Their wedding took place at Buckingham Palace with Queen Ingrid of Denmark as the only foreign royal guest (other royal families did not think it was appropriate for a king’s daughter to marry a photographer, and skipped the ceremony), and Princess Margaret was given away by her brother-in-law, Prince Philip.
In 1961 the couple became the Earl and Countess of Snowdon (Armstrong-Jones gained a secondary title, Viscount Linley). Later that year, their son David was born, and a daughter, Sarah, followed in 1964.
As a wedding present, Princess Margaret was given a 10-acre parcel of land on the island of Mustique, which would become a haven and a retreat for her later on.
Happily Ever After?
Princess Margaret, Countess of Snowdon continued with her royal duties after her marriage. She travelled around the world representing The Queen in Jamaica, Tuvalu, Dominica, the United States, Canada, Australia, the Philippines, Denmark, Japan, Swaziland, and China.
Princess Margaret had always displayed a taste for artistic and musical pursuits and was an adept pianist. Her patronages reflected her tastes, and she was also invested in health and welfare charities.
The Earl and Countess of Snowdon had a troubled, volatile marriage, and over the course of the 1960s, they drifted apart. Both had affairs, but none was more infamous than Princess Margaret’s affair with Roddy Llewellyn, which reportedly began in 1973. Though it ran for several years, it wasn’t until photographs of the two from Mustique were published in the News of the World in 1976 that Princess Margaret and her husband publicly admitted that their marriage was over.
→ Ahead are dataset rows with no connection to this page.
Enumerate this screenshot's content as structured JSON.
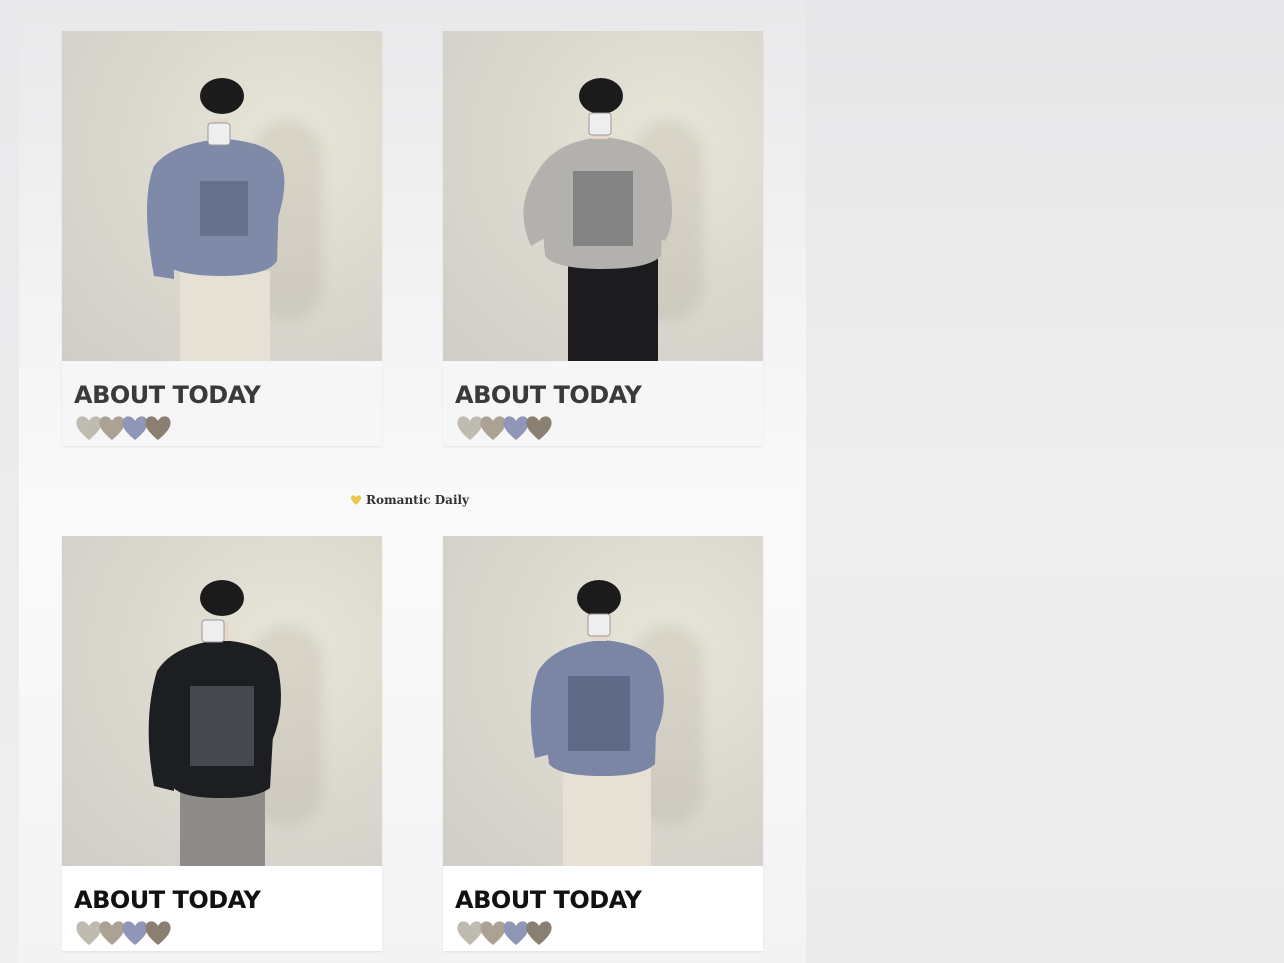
{
  "tagline": {
    "text": "Romantic Daily",
    "icon": "yellow-heart-icon",
    "icon_color": "#e8c94a"
  },
  "cards": [
    {
      "title": "ABOUT TODAY",
      "sweater": "#7f8aa8",
      "pants": "#e6e1d4",
      "hearts": [
        "#bfbbb1",
        "#aca293",
        "#8f96b8",
        "#8a7f70"
      ]
    },
    {
      "title": "ABOUT TODAY",
      "sweater": "#b3b1ad",
      "pants": "#1c1c1e",
      "hearts": [
        "#bfbbb1",
        "#aca293",
        "#8f96b8",
        "#8a7f70"
      ]
    },
    {
      "title": "ABOUT TODAY",
      "sweater": "#1d1e22",
      "pants": "#8e8c88",
      "hearts": [
        "#bfbbb1",
        "#aca293",
        "#8f96b8",
        "#8a7f70"
      ]
    },
    {
      "title": "ABOUT TODAY",
      "sweater": "#7b86a6",
      "pants": "#e6e1d4",
      "hearts": [
        "#bfbbb1",
        "#aca293",
        "#8f96b8",
        "#8a7f70"
      ]
    }
  ]
}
Their divorce was finalised in 1978, and the Earl of Snowdon remarried later that year. Princess Margaret never remarried. On 13 January 2017, the Earl of Snowdon died in his sleep and their son, David, became the 2nd Earl of Snowdon.
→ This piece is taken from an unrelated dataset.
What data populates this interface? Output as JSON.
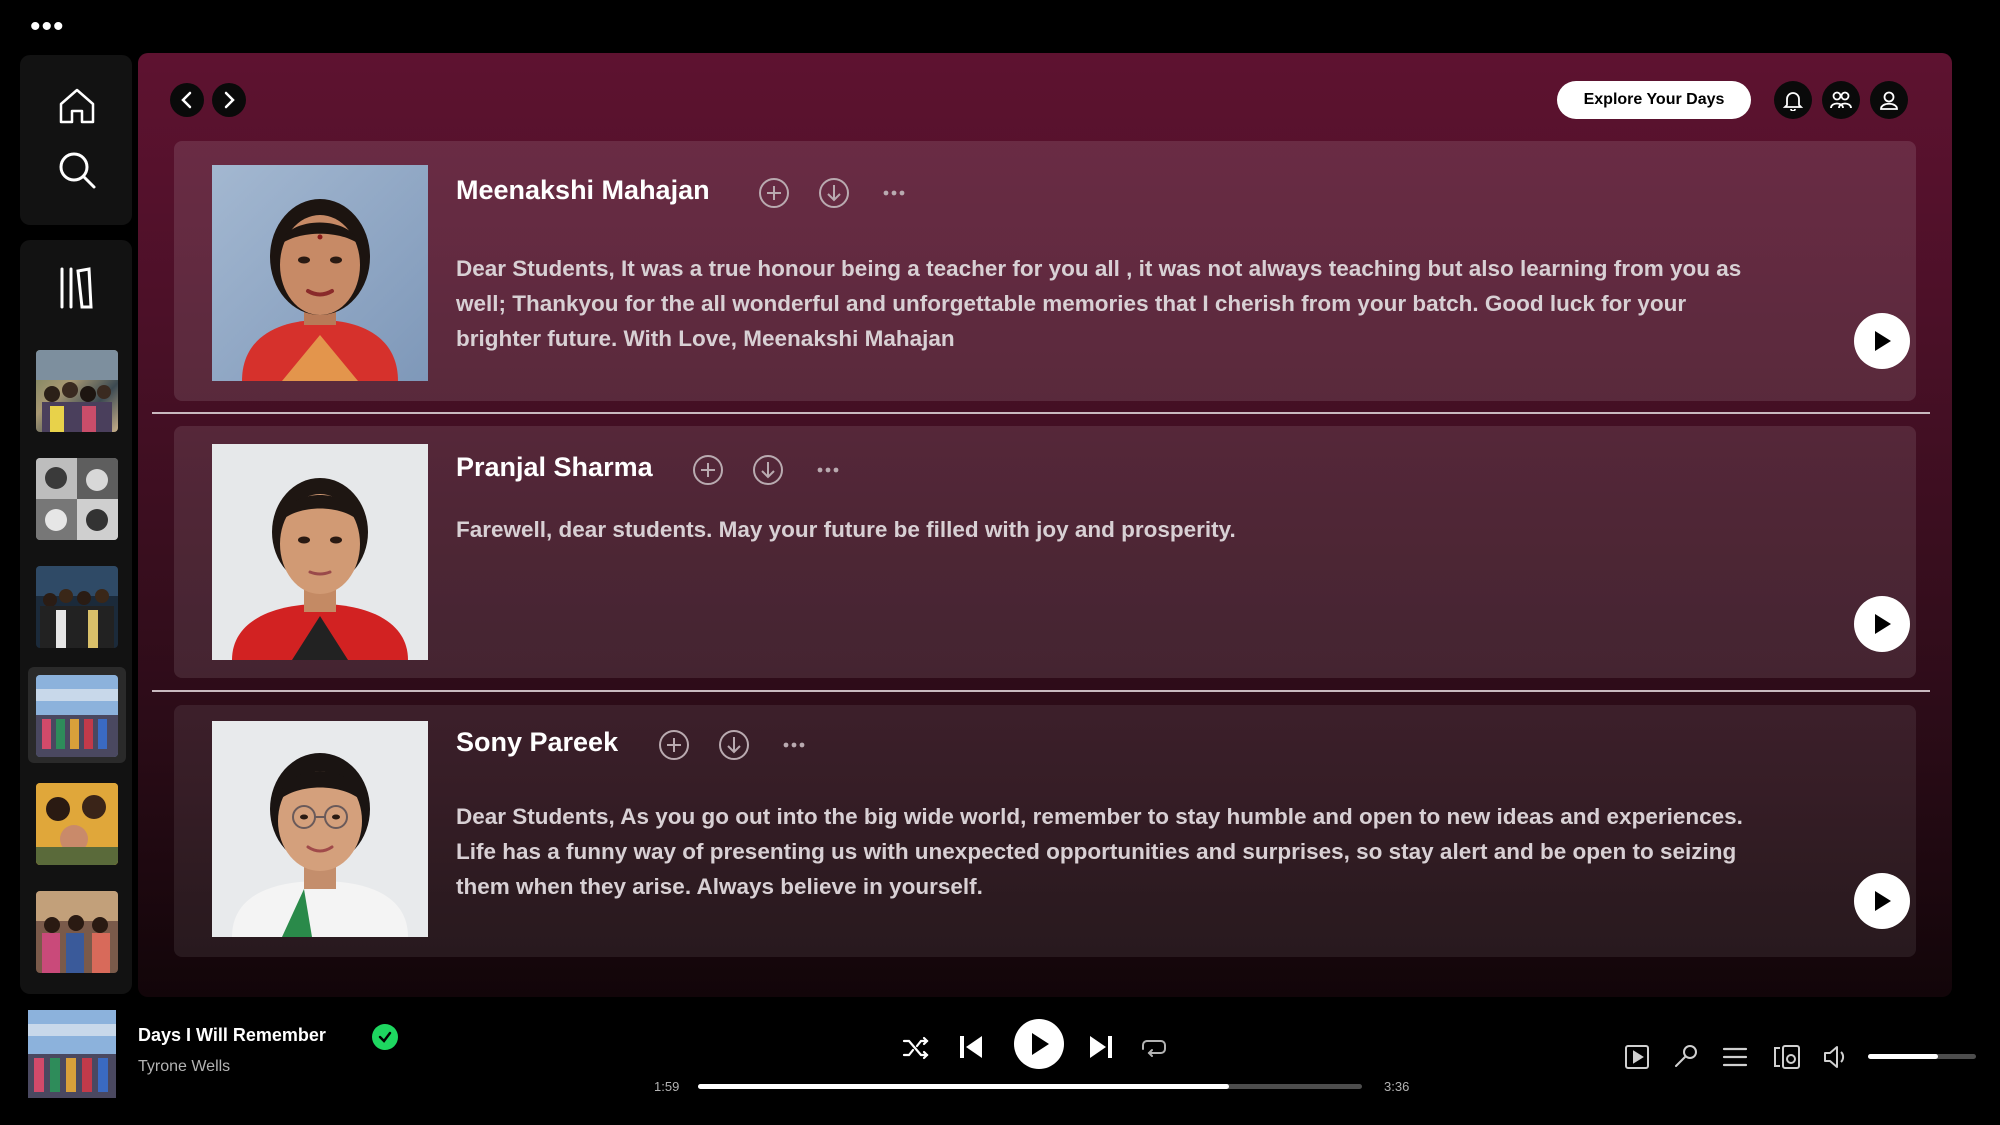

Princess Margaret was a lifelong smoker, a trait she shared with her father. She quit in 1991, but not before she’d had part of her left lung removed. She was hospitalised with pneumonia in 1993 and had a stroke on Mustique in 1998. In 1999, she scalded her feet in a bathtub accident and thereafter suffered mobility issues. She used walking supports or sometimes needed to use a wheelchair.
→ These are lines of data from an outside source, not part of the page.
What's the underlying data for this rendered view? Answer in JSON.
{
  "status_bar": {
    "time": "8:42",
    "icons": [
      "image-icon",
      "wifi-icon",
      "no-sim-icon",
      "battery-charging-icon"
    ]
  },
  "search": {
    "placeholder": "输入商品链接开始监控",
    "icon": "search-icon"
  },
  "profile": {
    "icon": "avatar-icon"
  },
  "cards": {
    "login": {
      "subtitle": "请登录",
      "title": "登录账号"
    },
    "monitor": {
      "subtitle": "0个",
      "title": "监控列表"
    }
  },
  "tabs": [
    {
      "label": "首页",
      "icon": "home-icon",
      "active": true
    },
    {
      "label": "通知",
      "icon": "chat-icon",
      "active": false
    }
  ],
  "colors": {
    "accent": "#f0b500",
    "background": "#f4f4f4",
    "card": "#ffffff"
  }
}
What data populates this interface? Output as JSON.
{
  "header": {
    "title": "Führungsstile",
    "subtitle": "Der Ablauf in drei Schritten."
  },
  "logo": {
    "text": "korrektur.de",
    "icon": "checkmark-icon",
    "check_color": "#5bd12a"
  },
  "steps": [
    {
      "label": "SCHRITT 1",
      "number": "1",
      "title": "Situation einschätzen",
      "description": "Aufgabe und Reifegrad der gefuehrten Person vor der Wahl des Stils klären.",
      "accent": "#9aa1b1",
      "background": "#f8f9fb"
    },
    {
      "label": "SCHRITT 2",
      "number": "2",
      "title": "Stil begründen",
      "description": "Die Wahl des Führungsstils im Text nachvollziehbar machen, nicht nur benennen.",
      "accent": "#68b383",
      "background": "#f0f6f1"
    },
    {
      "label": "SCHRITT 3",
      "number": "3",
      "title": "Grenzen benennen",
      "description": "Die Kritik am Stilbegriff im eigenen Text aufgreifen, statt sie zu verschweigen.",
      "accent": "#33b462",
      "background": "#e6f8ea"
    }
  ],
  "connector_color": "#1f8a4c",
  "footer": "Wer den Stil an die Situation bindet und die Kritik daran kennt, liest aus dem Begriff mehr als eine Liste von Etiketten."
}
In 2001, she suffered further strokes that left her paralysed on the left side of her body and affected her vision. The last time she was seen in public was at Princess Alice, Duchess of Gloucester’s 100th birthday celebrations that December.
Princess Margaret died on 9 February 2002 at King Edward VII Hospital in London after suffering another stroke. A private funeral was held on the 50th anniversary of her father’s funeral, and her remains were cremated and placed in her parents’ tomb in St George’s Chapel at Windsor Castle.
Her nephew, Prince Charles, released a video message after her death stating:
“My darling aunt had such dreadful times in the past few years with her awful illness, and it was hard for let alone her to bear it, but for all of us as well – particularly as she had such a wonderfully free spirit. She lived life and lived it to the fullest and from that point on it was even harder for everybody to witness this…”
The Queen Mother died seven weeks after her younger daughter, at 101 years of age.